Flukuasi harga gabah menjadi tantangan besar bagi petani. Tanpa perlindungan yang memadahi, mereka sering kali menjual hasil panennya dengan harga yang tidak menguntungkan. Oleh karena itu pendampingan Babinsa bertujuan memastikan harga tetap stabil agar petani tidak mengalami kerugian akibat permainan pasar.
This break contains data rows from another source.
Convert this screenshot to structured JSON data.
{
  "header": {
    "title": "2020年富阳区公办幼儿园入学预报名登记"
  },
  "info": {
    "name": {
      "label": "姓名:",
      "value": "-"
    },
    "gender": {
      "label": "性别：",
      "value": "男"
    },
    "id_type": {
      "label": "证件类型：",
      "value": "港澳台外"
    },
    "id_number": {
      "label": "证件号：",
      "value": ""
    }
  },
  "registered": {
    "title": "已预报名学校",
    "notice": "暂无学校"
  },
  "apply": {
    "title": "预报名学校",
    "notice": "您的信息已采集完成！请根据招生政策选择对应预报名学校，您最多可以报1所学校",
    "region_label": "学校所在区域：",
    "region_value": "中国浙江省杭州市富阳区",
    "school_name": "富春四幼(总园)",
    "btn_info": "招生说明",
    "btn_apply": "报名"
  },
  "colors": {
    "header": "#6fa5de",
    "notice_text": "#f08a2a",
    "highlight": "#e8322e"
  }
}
Saat ini, Bulog menetapkan harga Rp6.500 per kilogram untuk GKP, sebagai upaya melindungi petani dari tekanan harga yang tidak stabil. Dengan pendampingan yang insentif petani tidak hanya mendapatkan harga yang layak tetapi juga terlindungi dari tengkulak yang sering menawarkan harga di bawah standar.
Lebih dalam menjaga harga, Babinsa juga berperan dalam meningkatkan produktivitas petani melalui strategi:
●Teknik Panen yang lebih efektif, memastikan gabah yang di panen dalam kondisi terbaik dalam hasil maksimal.
●Menggunakan alat pertanian modern, meningkatkan afisiensi dan kualitas hasil panen.
●Distribusi hasil panen yang lebih terarah, memastikan gabah sampai ke Bulog dengan harga terbaik.
Pendampingan ini tidak hanya tergantung pada petani dan Babinsa, tetapi juga pada kolaborasi berbagai pihak. TNI, Bulog, Pemerintah daerah, serta sektor swasta memiliki peran penting dalam menciptakan pertanian yang kuat dan berkelanjutan.
Pendekatan holistik seperti ini, menjadi bagian dari strategi nasional untuk menjadi bagian dari strategi nasional untuk memastikan setiap hektare lahan pertanian dapat memanfaatkan secara maksimal, tidak hanya demi kesejahteraan petani tetapi juga dalam rangka mendukung kebutuhan pangan nasional.
Dengan pendampingan yang terus dilakukan, diharapkan petani semakin madiri, produktivitas meningkat dan ketahanan pangan nasional semakin kuat. Ketika pangan terjaga, masa depan bangsa pun semakin kuat. (S Febri/Al).